Prototypes of the scanner — a sort of "miniscule chemical laboratory," as the researchers refer to it — were highly accurate in a controlled environment, detecting as little as 0.25 milligrams of DNT per kilogram of soil. The results were achieved by engineering two sets of genes within the bacteria: "promoter genes," which identify the DNT, and "reporting genes," which light up to locate the presence of an explosive substance. An electronic device can then spot those bioluminescent signatures and deliver a readout that displays possible bomb locations to investigators.

The breakthrough allows surveyors to locate mines from a safe distance so that they can receive an overview of bomb locations before they put themselves in harm's way. Previous strategies for locating explosives have involved animals — from dogs to elephants to giant African pouched rats — trained to sniff for explosive material, an often time-consuming and dangerous task.

Agranat sees his team's bioluminescent device as part of a larger trend to rethink the role of sensors in the scientific community. "If you spoke to someone about sensors 50 years ago, it would be [about] some device that measures a physical quantity and translates it to something that is displayed, like a thermometer" Agranat said. "Nowadays, sensors are something entirely different. There is a merger that is happening between the physical surroundings and cyberspace."

In other words, physical detection and virtual analytical systems can now be integrated to help scientists learn about the environment in real time. And biosensors like the kind developed by the Hebrew University team may one day be used as separate nodes in a larger platform capable of analyzing large surface areas.

Alternatively, bioluminescent bacteria could be placed in tiny beads and dispersed across a landscape to detect mines — a technique that the researchers explored in a 2017 paper. That system isn't perfect: The beads had to be analyzed at night for better optical fidelity and relied on an expensive scanning apparatus that may not yet be practical on a larger scale. Still, the researchers said that the innovation provides new tools that engineers can use as the basis for future mine-detection technologies.

Real-time analysis is especially important for the field of explosive detection, since older chemical detection methods often involved lengthy lab examinations — with weeks separating the collection date and the date at which results could be yielded. This long delay meant that field personnel tasked with dismantling buried devices had less time to locate and remove mines once they had been located.

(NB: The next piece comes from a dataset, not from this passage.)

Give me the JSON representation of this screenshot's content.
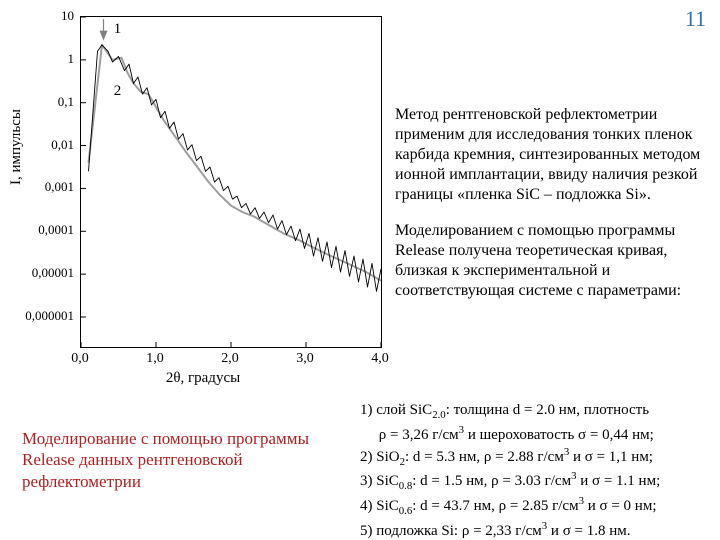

The researchers tested their nodes in lab conditions that were ideal for bacterial bioluminescence, but how they would perform in more challenging terrains, temperatures and weather conditions remains unclear. Additionally, although this device was created to detect the presence of DNT, its current iteration would still overlook other potential signs of explosive materials in the environment.

But the researchers say that the system, while not without its flaws, has great potential. For instance, the biosensors can also be easily reprogrammed to detect other dangerous compounds, allowing researchers to use the bomb-detection infrastructure for finding pollutants or other unwanted materials in the environment. 

"[Bioluminescent bacteria] are very versatile. You can genetically engineer them for practically any type of material, and the reporting mechanism is the same," Agranat explained. "So we developed the option. But it has to be taken forward to become a viable technology, and I hope it happens in years to come."

The paper "An autonomous bioluminescent bacterial biosensor module for outdoor sensor networks, and its application for the detection of buried explosives" published April 15 in Biosensors and Bioelectronics, was authored by Aharon J. Agranat, Yossef Kabessa, Benjamin Shemer, Etai Shpigel, Offer Schwartsglass, Loay Atamneh, Yonatan Uziel, Meir Ejzenberg, Yosef Mizrachi, Yehudit Garcia, Galina Perepelitsa and Shimshon Belkin, Hebrew University of Jerusalem.